Gemeindenetzwerk

Ein Arbeitsbereich des Gemeindehilfsbundes

Recht auf Abtreibung?

Donnerstag 7. Juli 2022 von Prof. Dr. Dr. h.c. Heinrich Beck


Prof. Dr. Dr. h.c. Heinrich Beck

Neuerdings werden ein „Recht auf Abtreibung“ und die Werbung für Abtreibung verstärkt propagiert. So soll im Folgenden versucht werden, den Sachzusammenhang in möglichst klarer Logik zusammenzustellen. Das Argument der Vertreter eines „Rechtes auf Abtreibung“ besteht in dem Dreischritt: 1.) Aufgrund seines naturgegebenen Rechtes auf Selbstbestimmung hat der Mensch die Vollmacht, über seinen Körper frei zu verfügen. 2.) Die befruchtete Eizelle bzw. der Fötus oder Embryo ist ein Teil des Körpers der Mutter. 3.) Also darf der Mensch frei über die befruchtete Eizelle / den Fötus verfügen, d. h. auch abtreiben  (vgl. den Slogan: „Mein Bauch gehört mir!“). Zum Beispiel forderten die Jusos (=Jungsozialisten) auf ihrem Bundeskongreß Anfang Dezember 2018 in Düsseldorf eine straf-freie und von den Krankenkassen bezahlte (!) Abtreibungsmöglichkeit bis zur Geburt des Kindes, denn: „Das Recht auf körpertliche und reproduktive Selbstbestimmung stellt für uns ein zentrales Menschenrecht dar“.

Problematisierung von 1:

Die Voraussetzung ist der Beweis für die Nicht-Existenz eines Schöpfergottes als höchsten Trägers und Eigentümers des menschlichen Daseins, dem gegenüber der Mensch verantwortlich wäre und in dessen Rechte  er bei einer beliebigen Verfügung über sich selbst  eingreifen würde. Sich bis zum Beweis des Gegenteils auf den Standpunkt des Atheismus zu stellen, wäre keineswegs ausreichend. Man verhielte sich dann ähnlich wie jemand, der für einen Gegenstand nicht unmittelbar einen Eigentümer wahrnimmt und deshalb davon ausgeht, der betreffende Gegenstand würde niemandem gehören und er könne frei über ihn verfügen. Nein, er hätte vielmehr die Pflicht einer genauen Nachprüfung.

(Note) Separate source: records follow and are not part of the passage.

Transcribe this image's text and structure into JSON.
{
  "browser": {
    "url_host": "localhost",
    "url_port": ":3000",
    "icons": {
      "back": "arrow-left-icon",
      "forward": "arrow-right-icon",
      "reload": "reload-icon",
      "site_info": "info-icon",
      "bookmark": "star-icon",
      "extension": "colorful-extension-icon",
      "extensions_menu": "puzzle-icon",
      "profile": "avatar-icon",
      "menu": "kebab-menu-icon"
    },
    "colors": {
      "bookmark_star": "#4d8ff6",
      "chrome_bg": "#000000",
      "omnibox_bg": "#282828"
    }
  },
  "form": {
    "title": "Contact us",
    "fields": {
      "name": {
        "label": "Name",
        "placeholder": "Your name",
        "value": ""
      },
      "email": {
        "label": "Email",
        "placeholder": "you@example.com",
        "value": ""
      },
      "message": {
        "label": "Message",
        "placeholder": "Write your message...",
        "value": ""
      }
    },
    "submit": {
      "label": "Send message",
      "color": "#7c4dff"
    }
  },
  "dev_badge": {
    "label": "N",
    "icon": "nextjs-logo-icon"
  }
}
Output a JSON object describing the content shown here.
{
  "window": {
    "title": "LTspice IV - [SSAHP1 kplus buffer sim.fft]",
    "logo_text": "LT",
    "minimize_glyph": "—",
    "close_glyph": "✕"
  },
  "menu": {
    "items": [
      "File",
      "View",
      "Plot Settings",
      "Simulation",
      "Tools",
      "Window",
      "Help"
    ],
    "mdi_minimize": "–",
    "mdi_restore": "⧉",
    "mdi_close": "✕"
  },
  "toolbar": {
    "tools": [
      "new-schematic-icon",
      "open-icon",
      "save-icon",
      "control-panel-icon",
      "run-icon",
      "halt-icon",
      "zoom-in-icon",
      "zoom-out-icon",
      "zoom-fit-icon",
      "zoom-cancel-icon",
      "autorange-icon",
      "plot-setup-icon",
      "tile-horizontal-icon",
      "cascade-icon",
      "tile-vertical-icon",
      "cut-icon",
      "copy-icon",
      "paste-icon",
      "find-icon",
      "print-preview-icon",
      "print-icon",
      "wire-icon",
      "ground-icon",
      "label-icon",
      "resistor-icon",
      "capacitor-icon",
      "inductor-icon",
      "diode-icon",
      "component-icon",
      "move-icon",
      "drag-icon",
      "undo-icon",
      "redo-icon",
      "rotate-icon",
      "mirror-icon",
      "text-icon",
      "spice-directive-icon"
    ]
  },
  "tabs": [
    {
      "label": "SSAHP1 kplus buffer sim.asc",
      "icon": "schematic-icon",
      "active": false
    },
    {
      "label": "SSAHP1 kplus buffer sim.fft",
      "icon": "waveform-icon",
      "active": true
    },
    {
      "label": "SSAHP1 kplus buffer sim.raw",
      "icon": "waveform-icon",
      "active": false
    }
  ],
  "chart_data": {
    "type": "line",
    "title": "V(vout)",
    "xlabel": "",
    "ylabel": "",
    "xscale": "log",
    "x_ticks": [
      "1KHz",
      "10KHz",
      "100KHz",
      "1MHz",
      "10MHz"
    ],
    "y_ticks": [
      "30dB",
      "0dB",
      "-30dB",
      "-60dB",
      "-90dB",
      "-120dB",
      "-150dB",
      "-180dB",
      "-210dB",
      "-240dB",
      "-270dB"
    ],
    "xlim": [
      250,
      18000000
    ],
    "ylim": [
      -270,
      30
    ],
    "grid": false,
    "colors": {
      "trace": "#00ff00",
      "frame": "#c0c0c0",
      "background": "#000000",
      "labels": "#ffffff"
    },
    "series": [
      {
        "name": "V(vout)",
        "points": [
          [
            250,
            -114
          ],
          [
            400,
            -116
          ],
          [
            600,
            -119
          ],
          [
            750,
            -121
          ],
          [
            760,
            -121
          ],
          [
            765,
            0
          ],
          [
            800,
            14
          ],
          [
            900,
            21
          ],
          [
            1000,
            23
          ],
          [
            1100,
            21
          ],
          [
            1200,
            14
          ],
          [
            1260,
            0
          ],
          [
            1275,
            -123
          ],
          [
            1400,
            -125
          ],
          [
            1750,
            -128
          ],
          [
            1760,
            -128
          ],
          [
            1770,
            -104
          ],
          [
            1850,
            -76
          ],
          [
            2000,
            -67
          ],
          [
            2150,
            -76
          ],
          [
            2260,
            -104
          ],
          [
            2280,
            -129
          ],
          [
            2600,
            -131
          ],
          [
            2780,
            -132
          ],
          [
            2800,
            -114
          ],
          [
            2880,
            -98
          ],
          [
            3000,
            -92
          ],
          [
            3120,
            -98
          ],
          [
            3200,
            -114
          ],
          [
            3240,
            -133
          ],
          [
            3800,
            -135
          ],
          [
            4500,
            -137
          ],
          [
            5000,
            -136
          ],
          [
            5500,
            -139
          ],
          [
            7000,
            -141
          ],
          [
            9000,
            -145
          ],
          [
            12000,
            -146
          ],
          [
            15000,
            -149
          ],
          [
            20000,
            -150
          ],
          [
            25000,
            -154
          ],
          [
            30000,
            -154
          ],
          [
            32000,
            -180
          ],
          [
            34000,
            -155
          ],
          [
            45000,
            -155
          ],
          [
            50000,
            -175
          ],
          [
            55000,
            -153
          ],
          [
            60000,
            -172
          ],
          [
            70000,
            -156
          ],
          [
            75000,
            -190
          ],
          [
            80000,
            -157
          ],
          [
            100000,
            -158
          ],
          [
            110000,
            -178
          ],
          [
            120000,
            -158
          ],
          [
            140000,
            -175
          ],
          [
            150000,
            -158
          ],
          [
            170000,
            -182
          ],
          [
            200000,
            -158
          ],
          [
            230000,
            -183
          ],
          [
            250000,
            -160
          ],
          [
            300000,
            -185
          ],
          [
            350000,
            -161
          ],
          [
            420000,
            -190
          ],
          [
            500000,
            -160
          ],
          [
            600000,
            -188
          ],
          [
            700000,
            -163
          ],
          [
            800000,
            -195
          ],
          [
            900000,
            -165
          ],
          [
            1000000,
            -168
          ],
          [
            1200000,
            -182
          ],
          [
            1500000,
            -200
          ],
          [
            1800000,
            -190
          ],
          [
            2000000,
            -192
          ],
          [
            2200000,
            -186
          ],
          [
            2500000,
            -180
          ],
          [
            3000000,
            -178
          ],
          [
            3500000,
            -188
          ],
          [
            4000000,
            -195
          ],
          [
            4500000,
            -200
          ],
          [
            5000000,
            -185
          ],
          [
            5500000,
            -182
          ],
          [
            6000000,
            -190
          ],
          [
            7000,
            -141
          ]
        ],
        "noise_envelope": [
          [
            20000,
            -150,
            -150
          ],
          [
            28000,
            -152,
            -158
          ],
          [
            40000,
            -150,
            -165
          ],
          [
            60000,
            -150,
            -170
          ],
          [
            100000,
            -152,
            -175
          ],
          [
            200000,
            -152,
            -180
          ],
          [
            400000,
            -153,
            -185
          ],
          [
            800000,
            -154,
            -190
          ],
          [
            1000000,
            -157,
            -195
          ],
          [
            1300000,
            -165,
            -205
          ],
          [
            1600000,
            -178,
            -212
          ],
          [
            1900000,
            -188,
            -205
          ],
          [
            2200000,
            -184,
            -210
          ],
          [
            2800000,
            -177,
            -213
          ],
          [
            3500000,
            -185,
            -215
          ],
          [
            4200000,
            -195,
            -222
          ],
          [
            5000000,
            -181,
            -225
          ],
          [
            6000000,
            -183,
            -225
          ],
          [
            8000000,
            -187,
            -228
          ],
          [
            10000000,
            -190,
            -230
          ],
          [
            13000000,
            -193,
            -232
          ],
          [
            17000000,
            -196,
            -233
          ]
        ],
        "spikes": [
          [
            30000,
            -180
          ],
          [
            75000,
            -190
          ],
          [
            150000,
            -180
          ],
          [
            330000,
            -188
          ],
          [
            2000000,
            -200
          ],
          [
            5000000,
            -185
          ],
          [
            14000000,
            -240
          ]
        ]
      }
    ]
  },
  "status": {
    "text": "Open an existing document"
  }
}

Im gegebenen Falle kann man sogar davon ausgehen, daß die Existenz Gottes durch philosophische Argumente aufweisbar ist, wenn man auf das Sein der Welt blickt. Denn die Existenz, die die Welt in „Zu-kunft“  hat, kommt (wie das Wort schon sagt)  erst noch auf sie zu – nicht aus nichts, sondern aus einem Seinsgrund. In diesem muß alles, was im Laufe der Evolution in der Welt auftaucht und somit von ihm herkommt, in irgendeiner Weise „voraus“-enthalten sein – also Energie, Leben, Bewußtsein, Personalität. Damit kommen philosophisch Grundelemente eines Begriffs Gottes in den Blick, wie er in den Religionen Judentum, Christentum und Islam weiter ausgeprägt ist. Als Quelle und Träger des Seins des Menschen  kommt ihm insbesondere auch das Verfügungsrecht über sein Leben zu.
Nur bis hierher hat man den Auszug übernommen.